Art gallery satire The Square, about the curator of a museum filled with grotesquely pretentious conceptual art, has won the top prize at the Cannes Film Festival.
The highlight of the film, by Swedish writer-director Ruben Ostlund, is a dinner for the museum's well-to-do patrons, with a performance artist leaping from table impersonating an ape in a bizarre, tense and ultimately violent scene.
Swedish director Ruben Ostlund with the Palme d'Or for his film The Square, a satire on the art world. Photo: AFP
Spanish filmmaker Pedro Almodovar, who headed the jury of nine people that included Hollywood stars Will Smith and Jessica Chastain, said the film was about "the dictatorship of being politically correct".
"Such a serious subject is treated with an incredible imagination. It is very, very, very funny," he said.
"BPM (Beats Per Minute)", a French movie about AIDS awareness campaigners in the 1980s, had been favourite for the award but had to settle for second place, taking the Grand Prize of the Jury, something Almodovar seemed to regret.
"This is a very democratic jury and I am the ninth part of this jury," he said and fought back tears as he talked of the film's portrayal of "real heroes that saved many lives".
Sofia Coppola won best director for The Beguiled, a remake of the 1971 Clint Eastwood tale of sexual tension between an injured soldier in the American Civil War and the women and girls who take him in.
She was the second woman to win the prize after Soviet director Yuliya Solntseva in 1961.
Though Coppola and British director Lynne Ramsay were represented in the prizes, jurors lamented the lack of female story-tellers.
Juror Jessica Chastain said she was shocked at the way many of the films she saw at Cannes portrayed women.
Chastain, star of The Help said it was "disturbing" to see the way women were depicted on screen. "The one thing I really took away from this experience was how the world views women. There are some exceptions, but for the most part I was surprised with the representation of female characters on the screen in these films.

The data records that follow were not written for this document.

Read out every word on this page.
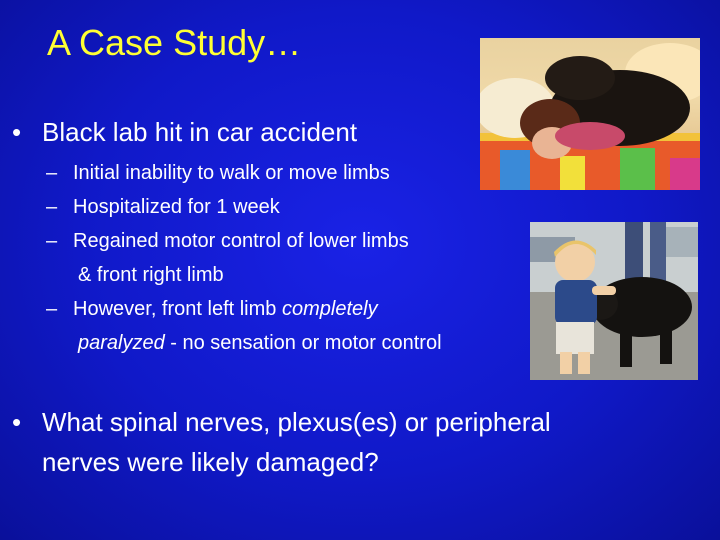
A Case Study…
• Black lab hit in car accident
– Initial inability to walk or move limbs
– Hospitalized for 1 week
– Regained motor control of lower limbs
& front right limb
– However, front left limb completely
paralyzed - no sensation or motor control
• What spinal nerves, plexus(es) or peripheral
nerves were likely damaged?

"I hope when we include more female story-tellers we will have more of the women that I recognise in my day-to-day life, ones that are proactive, have their own agency and don't just react to the men around them - they have their own point of view."
Toni Erdmann director Maren Ade, who also sat on the jury, agreed more female directors were needed, adding: "We're missing a lot of stories they might tell."
Nicole Kidman, who starred alongside Colin Farrell in The Beguiled and The Killing of a Sacred Deer missed out on the best actress trophy but was awarded a special prize, collecting the jury's 70th Anniversary Award.
Best actress went to Diane Kruger for her performance in German film In the Fade, playing a woman trying to put her life back together after her husband and young son are killed in a bomb attack. It was her first role in her native German.
Joaquin Phoenix was named best actor for his portrayal of a psychologically damaged hitman in You Were Never Really Here by Lynne Ramsay, who shared the prize for best screenplay with the writers of The Killing of a Sacred Deer, Yorgos Lanthimos and Efthimis Filippou.
Video-streaming company Netflix, which had two acclaimed movies in competition, left empty handed. It's lack of success should have come as no surprise, given that Almodovar said at the start of the festival that the Palme d'Or should not go a movie that would not be given a theatrical release.